There must be fairness and balance on this issue. Someone please explain what do you do now as the French authorities try to find who is responsible for the horror of yesterday, and perhaps prevent further death, when companies actively pursue policies and create phones that cannot be “Lawfully” searched for evidence? and others further insultingly use these efforts as a means to “sell” their products. How do you defend the fact that there may very well be a phone found on the body of one the terrorist or in an apartment that cannot be searched? “better to let some people die so that my information on who “unfriended me” stays private?”
Paul Ducklin
Actually, you can argue this entirely the other way around. A terrorist who follows good operational security practices will just use “uncrackable” encryption anyway.

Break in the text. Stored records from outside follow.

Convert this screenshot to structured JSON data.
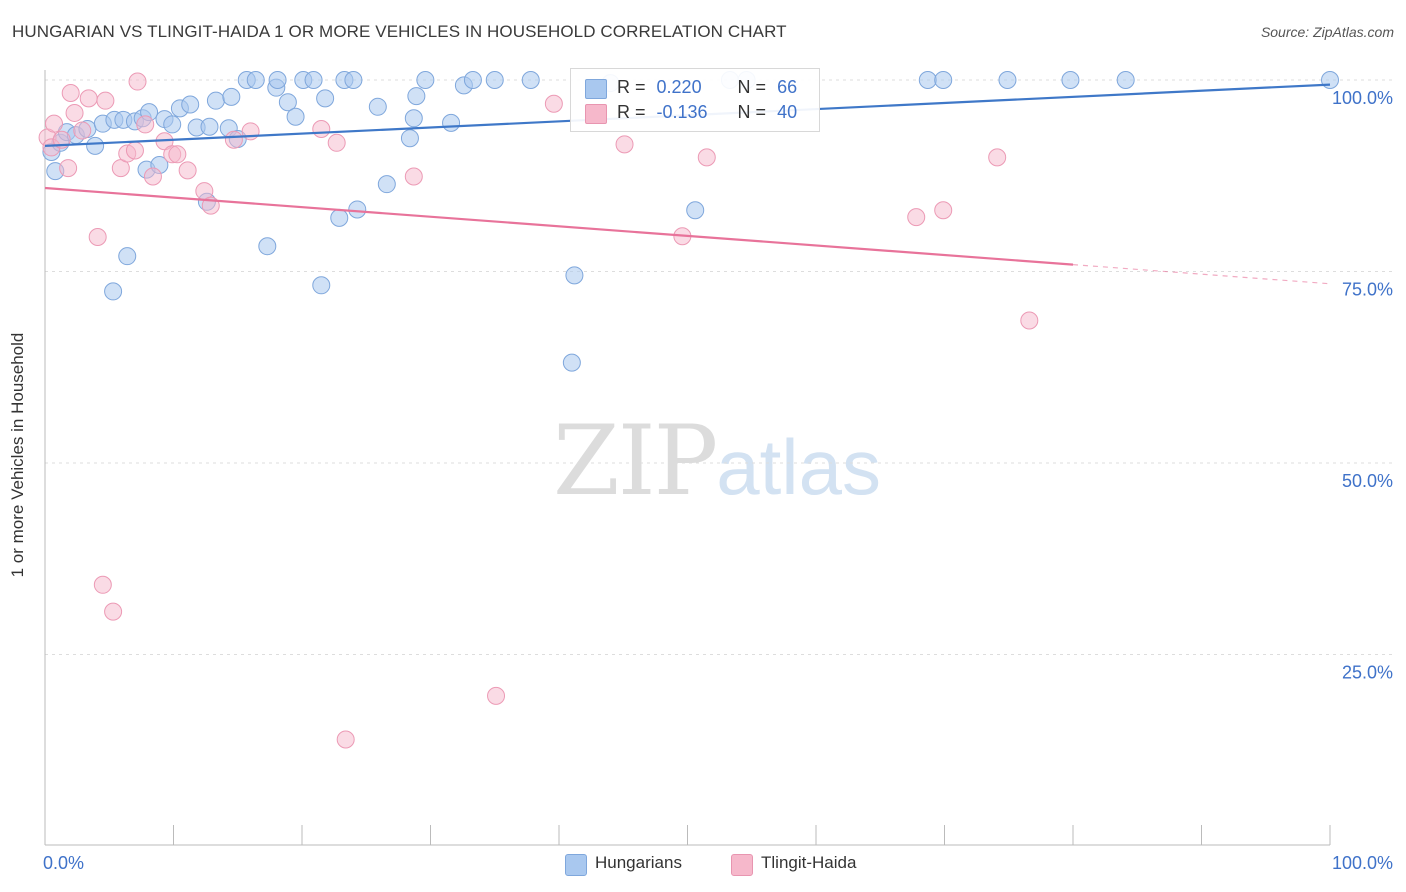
{
  "header": {
    "title": "HUNGARIAN VS TLINGIT-HAIDA 1 OR MORE VEHICLES IN HOUSEHOLD CORRELATION CHART",
    "source": "Source: ZipAtlas.com"
  },
  "watermark": {
    "zip": "ZIP",
    "atlas": "atlas"
  },
  "stats": [
    {
      "r_label": "R =",
      "r_value": "0.220",
      "n_label": "N =",
      "n_value": "66",
      "color": "#a9c8ef"
    },
    {
      "r_label": "R =",
      "r_value": "-0.136",
      "n_label": "N =",
      "n_value": "40",
      "color": "#f6b8cb"
    }
  ],
  "legend": [
    {
      "label": "Hungarians",
      "color": "#a9c8ef"
    },
    {
      "label": "Tlingit-Haida",
      "color": "#f6b8cb"
    }
  ],
  "chart_data": {
    "type": "scatter",
    "title": "HUNGARIAN VS TLINGIT-HAIDA 1 OR MORE VEHICLES IN HOUSEHOLD CORRELATION CHART",
    "xlabel": "",
    "ylabel": "1 or more Vehicles in Household",
    "xlim": [
      0,
      100
    ],
    "ylim": [
      0,
      102
    ],
    "x_tick_labels": [
      "0.0%",
      "100.0%"
    ],
    "y_ticks": [
      25,
      50,
      75,
      100
    ],
    "y_tick_labels": [
      "25.0%",
      "50.0%",
      "75.0%",
      "100.0%"
    ],
    "grid": "horizontal dashed",
    "legend_position": "bottom-center",
    "colors": {
      "Hungarians": "#3f78c8",
      "Tlingit-Haida": "#e8739a"
    },
    "series": [
      {
        "name": "Hungarians",
        "trend": {
          "x": [
            0,
            100
          ],
          "y": [
            91.4,
            99.4
          ]
        },
        "points": [
          [
            0.5,
            90.6
          ],
          [
            0.8,
            88.1
          ],
          [
            1.2,
            91.8
          ],
          [
            1.7,
            93.2
          ],
          [
            2.4,
            92.8
          ],
          [
            3.3,
            93.6
          ],
          [
            3.9,
            91.4
          ],
          [
            4.5,
            94.3
          ],
          [
            5.4,
            94.8
          ],
          [
            6.1,
            94.8
          ],
          [
            6.4,
            77.0
          ],
          [
            5.3,
            72.4
          ],
          [
            7.0,
            94.6
          ],
          [
            7.6,
            95.0
          ],
          [
            8.1,
            95.8
          ],
          [
            7.9,
            88.3
          ],
          [
            8.9,
            88.9
          ],
          [
            9.3,
            94.9
          ],
          [
            9.9,
            94.2
          ],
          [
            10.5,
            96.3
          ],
          [
            11.3,
            96.8
          ],
          [
            11.8,
            93.8
          ],
          [
            12.6,
            84.1
          ],
          [
            12.8,
            93.9
          ],
          [
            13.3,
            97.3
          ],
          [
            14.3,
            93.7
          ],
          [
            14.5,
            97.8
          ],
          [
            15.0,
            92.3
          ],
          [
            15.7,
            100.0
          ],
          [
            16.4,
            100.0
          ],
          [
            17.3,
            78.3
          ],
          [
            18.0,
            99.0
          ],
          [
            18.1,
            100.0
          ],
          [
            18.9,
            97.1
          ],
          [
            19.5,
            95.2
          ],
          [
            20.1,
            100.0
          ],
          [
            20.9,
            100.0
          ],
          [
            21.5,
            73.2
          ],
          [
            21.8,
            97.6
          ],
          [
            22.9,
            82.0
          ],
          [
            23.3,
            100.0
          ],
          [
            24.0,
            100.0
          ],
          [
            24.3,
            83.1
          ],
          [
            25.9,
            96.5
          ],
          [
            26.6,
            86.4
          ],
          [
            28.4,
            92.4
          ],
          [
            28.7,
            95.0
          ],
          [
            28.9,
            97.9
          ],
          [
            29.6,
            100.0
          ],
          [
            31.6,
            94.4
          ],
          [
            32.6,
            99.3
          ],
          [
            33.3,
            100.0
          ],
          [
            35.0,
            100.0
          ],
          [
            37.8,
            100.0
          ],
          [
            41.0,
            63.1
          ],
          [
            41.2,
            74.5
          ],
          [
            44.0,
            99.6
          ],
          [
            50.6,
            83.0
          ],
          [
            53.3,
            100.0
          ],
          [
            54.6,
            100.0
          ],
          [
            68.7,
            100.0
          ],
          [
            69.9,
            100.0
          ],
          [
            74.9,
            100.0
          ],
          [
            79.8,
            100.0
          ],
          [
            84.1,
            100.0
          ],
          [
            100.0,
            100.0
          ]
        ]
      },
      {
        "name": "Tlingit-Haida",
        "trend": {
          "x": [
            0,
            80
          ],
          "y": [
            85.9,
            75.9
          ],
          "dashed_to": [
            100,
            73.4
          ]
        },
        "points": [
          [
            0.2,
            92.5
          ],
          [
            0.5,
            91.2
          ],
          [
            0.7,
            94.3
          ],
          [
            1.3,
            92.2
          ],
          [
            1.8,
            88.5
          ],
          [
            2.0,
            98.3
          ],
          [
            2.3,
            95.7
          ],
          [
            2.9,
            93.4
          ],
          [
            3.4,
            97.6
          ],
          [
            4.1,
            79.5
          ],
          [
            4.5,
            34.1
          ],
          [
            4.7,
            97.3
          ],
          [
            5.3,
            30.6
          ],
          [
            5.9,
            88.5
          ],
          [
            6.4,
            90.4
          ],
          [
            7.0,
            90.8
          ],
          [
            7.2,
            99.8
          ],
          [
            7.8,
            94.2
          ],
          [
            8.4,
            87.4
          ],
          [
            9.3,
            92.0
          ],
          [
            9.9,
            90.3
          ],
          [
            10.3,
            90.3
          ],
          [
            11.1,
            88.2
          ],
          [
            12.4,
            85.5
          ],
          [
            12.9,
            83.6
          ],
          [
            14.7,
            92.2
          ],
          [
            16.0,
            93.3
          ],
          [
            21.5,
            93.6
          ],
          [
            22.7,
            91.8
          ],
          [
            23.4,
            13.9
          ],
          [
            28.7,
            87.4
          ],
          [
            35.1,
            19.6
          ],
          [
            39.6,
            96.9
          ],
          [
            45.1,
            91.6
          ],
          [
            49.6,
            79.6
          ],
          [
            51.5,
            89.9
          ],
          [
            67.8,
            82.1
          ],
          [
            69.9,
            83.0
          ],
          [
            74.1,
            89.9
          ],
          [
            76.6,
            68.6
          ]
        ]
      }
    ]
  }
}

If you are the sort of person who is ready to murder random people in a theatre and then blow yourself up, you’re hardly going to have the sort of scruples that make you obey laws about encryption software. But a terrorist who doesn’t follow good opsec can be tracked, investigated, and perhaps even caught in advance, using a variety of other techniques anyway. (If you can acquire his password via other means, then even “uncrackable” encryption comes to nothing.)

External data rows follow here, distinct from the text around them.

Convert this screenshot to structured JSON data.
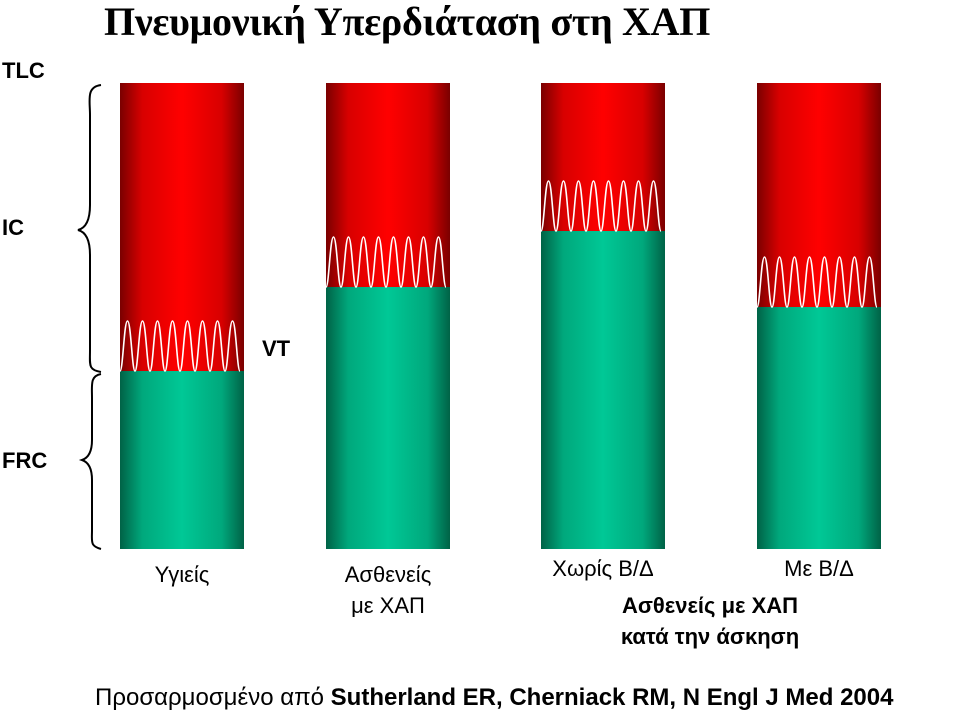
{
  "title": "Πνευμονική Υπερδιάταση στη ΧΑΠ",
  "axis_labels": {
    "tlc": "TLC",
    "ic": "IC",
    "vt": "VT",
    "frc": "FRC"
  },
  "groups": {
    "healthy": "Υγιείς",
    "copd_line1": "Ασθενείς",
    "copd_line2": "με ΧΑΠ",
    "without_bd": "Χωρίς Β/Δ",
    "with_bd": "Με Β/Δ",
    "exercise_line1": "Ασθενείς με ΧΑΠ",
    "exercise_line2": "κατά την άσκηση"
  },
  "footer": {
    "prefix": "Προσαρμοσμένο από ",
    "citation": "Sutherland ER, Cherniack RM, N Engl J Med 2004"
  },
  "colors": {
    "ic_red": "#ff0000",
    "frc_green": "#00c896",
    "tidal_wave": "#ffffff"
  }
}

On the other hand, “backdoor crypto” laws mean that the rest of us who do wish to obey the law, and have nothing to hide, will be forced to use operational security practices that put us at risk from a wide range of sources – *including* those very terrorists that you want to protect us from, for whom a mandated backdoor or key escrow system would simply be another weak point worth attacking. Well worth attacking.
Bob
From the MS release:
“Availability of services is anticipated to begin in the second half of the year 2016. Services will be available to customers in Germany, the EU and the EFTA.”
Well, they didn’t need to say Germany if they said EU.
But what about countries outside of the EU and the EFTA?